Unterhaching – house noise in the local history museum – district of Munich

16 years ago, the Unterhaching local curator Günter Staudter and local history museum director Harald Nottmeyer agreed to divide the areas of activity as monument protection officers of the community: Staudter should be responsible for everything above ground, Nottmeyer for everything below ground. Now they’ve bumped into each other in such a way that it cracks and rattles. A bitter dispute has broken out between the two about responsibilities, and not just about that. Because Nottmeyer interfered more and more in the above ground, betrayed him and spread lies, Staudter claims. Because it’s not easy to get along with the home caretaker and spread untruths, says Nottmeyer.

According to the Schafkopfen, the waiter beats the waiter, and this feud ended in a similar way: Staudter was kicked out by the head of the local history museum and had to hand over the key. An arbitration talk with him in the town hall failed, reports Mayor Wolfgang Panzer (SPD), who also does not want to say a word about the feud that has been going on for months because he does not want to publicly pour oil on the fire, as he explains.

Among other things, it is about the orientation of the exhibition

One of the areas of conflict is the Heimatmuseum itself and the question of whether visitors are more interested in what is above ground or what is underground. Staudter is certain that people are much more interested in a real local history museum, where they can take a look at an old classroom, an old kitchen or a historical workshop, and where the local church and club history is documented . Far fewer would be interested in archaeological excavations.
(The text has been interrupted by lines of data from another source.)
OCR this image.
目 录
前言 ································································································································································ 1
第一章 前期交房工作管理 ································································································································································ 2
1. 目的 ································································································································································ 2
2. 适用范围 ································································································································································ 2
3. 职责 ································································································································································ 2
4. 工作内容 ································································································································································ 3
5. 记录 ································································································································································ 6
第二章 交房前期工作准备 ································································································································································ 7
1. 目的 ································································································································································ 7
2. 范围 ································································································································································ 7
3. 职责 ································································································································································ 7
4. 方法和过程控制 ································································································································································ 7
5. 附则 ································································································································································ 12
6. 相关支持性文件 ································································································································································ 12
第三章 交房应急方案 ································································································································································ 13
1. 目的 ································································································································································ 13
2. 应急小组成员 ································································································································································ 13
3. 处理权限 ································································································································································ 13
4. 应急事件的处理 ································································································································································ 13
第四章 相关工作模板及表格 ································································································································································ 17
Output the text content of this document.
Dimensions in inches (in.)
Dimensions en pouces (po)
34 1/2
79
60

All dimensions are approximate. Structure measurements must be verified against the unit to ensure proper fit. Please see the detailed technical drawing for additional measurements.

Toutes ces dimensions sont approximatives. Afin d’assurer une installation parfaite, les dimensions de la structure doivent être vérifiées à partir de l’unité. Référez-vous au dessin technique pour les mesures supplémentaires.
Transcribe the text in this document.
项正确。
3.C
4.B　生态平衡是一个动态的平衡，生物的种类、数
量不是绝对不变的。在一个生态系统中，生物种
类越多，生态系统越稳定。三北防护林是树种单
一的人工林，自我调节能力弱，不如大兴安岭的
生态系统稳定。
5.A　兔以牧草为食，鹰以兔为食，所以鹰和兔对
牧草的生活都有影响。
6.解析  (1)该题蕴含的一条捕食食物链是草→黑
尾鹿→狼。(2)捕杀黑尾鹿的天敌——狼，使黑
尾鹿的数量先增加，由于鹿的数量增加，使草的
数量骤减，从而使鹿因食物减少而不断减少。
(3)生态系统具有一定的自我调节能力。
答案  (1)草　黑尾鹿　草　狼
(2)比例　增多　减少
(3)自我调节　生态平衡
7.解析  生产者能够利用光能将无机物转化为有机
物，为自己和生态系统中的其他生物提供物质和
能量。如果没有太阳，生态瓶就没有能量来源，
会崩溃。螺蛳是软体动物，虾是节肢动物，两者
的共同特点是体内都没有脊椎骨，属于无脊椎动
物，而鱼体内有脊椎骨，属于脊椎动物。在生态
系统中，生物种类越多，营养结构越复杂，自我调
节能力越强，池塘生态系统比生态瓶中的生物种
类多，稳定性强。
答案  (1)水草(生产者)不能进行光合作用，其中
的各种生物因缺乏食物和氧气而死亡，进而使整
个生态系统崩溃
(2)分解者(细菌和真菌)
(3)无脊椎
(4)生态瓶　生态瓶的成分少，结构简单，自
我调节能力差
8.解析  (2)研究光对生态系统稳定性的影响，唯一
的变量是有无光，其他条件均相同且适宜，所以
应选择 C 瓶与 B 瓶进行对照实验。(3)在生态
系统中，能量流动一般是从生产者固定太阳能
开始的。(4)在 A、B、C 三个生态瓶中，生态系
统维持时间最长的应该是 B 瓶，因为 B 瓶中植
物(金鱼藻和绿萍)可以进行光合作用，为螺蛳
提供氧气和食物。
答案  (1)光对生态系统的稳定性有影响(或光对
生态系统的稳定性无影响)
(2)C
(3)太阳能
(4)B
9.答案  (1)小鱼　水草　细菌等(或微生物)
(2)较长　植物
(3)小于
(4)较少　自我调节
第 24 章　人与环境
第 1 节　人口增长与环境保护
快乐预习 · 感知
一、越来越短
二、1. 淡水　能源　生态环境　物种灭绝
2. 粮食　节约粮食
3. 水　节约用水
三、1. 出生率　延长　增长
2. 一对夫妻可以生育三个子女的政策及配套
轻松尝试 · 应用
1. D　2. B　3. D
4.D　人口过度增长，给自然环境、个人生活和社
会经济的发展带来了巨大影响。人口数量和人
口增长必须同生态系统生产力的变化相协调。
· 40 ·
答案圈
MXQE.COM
Nottmeyer obviously sees things differently, at least he initiated the relocation of the old kitchen and workshop to the gallery of the museum, where the clubs had previously spread. For Staudter, this is a “disregard for the clubs that shape social life in Unterhaching,” which were also ignored.

There are of course different representations of the two opponents. Harald Nottmeyer announced in a working group meeting that the associations had not responded to a letter from the museum association. Staudter says this was smothered and a lie. He had already discussed the planned innovations with representatives of all clubs in the gallery. This is supported by Georg Ellinger from the Unterhaching song ring, four of them came and had already taken measurements, he reports. “We were thrown out,” says Werner Reindl from the local horticultural association.

Another area of ​​conflict is the municipal archive, to which Staudter always had free access – until one day Cornelia Renner, a close colleague of Nottmeyer in the local history museum, turned him down. Renner organized the move of the archive on behalf of the community. In this case, Mayor Panzer spoke a word of power, Staudter was allowed back in. Nottmeyer does not want to comment on this process.

Staudter says that he then clashed violently with this woman Renner because of different views on the presentation of the associations, and I also said that I no longer wanted to have anything to do with this museum association. Nottmeyer took him at his word and announced in the following working group meeting that Staudter had given up and would not come back. “I had to do it, it was agreed in the working group.” As a result, the question of the key was asked in the working group, reports an AK member who does not want to be named. He de facto sees the removal of the key as being thrown out of the museum, says the local curator.

“It’s not true that Günter Staudter resigned,” says Horst Later, treasurer of the home club. And as far as its orientation is concerned, he clearly takes the side of the local curator: “Children in particular are not interested in shards, they prefer to see pictures of their grandparents, of old shops, of the flood, because they have a personal connection to it.”

He was looking for a reconciliation, said Nottmeyer. “Only if he apologizes to me and gives me the keys back,” says Staudter.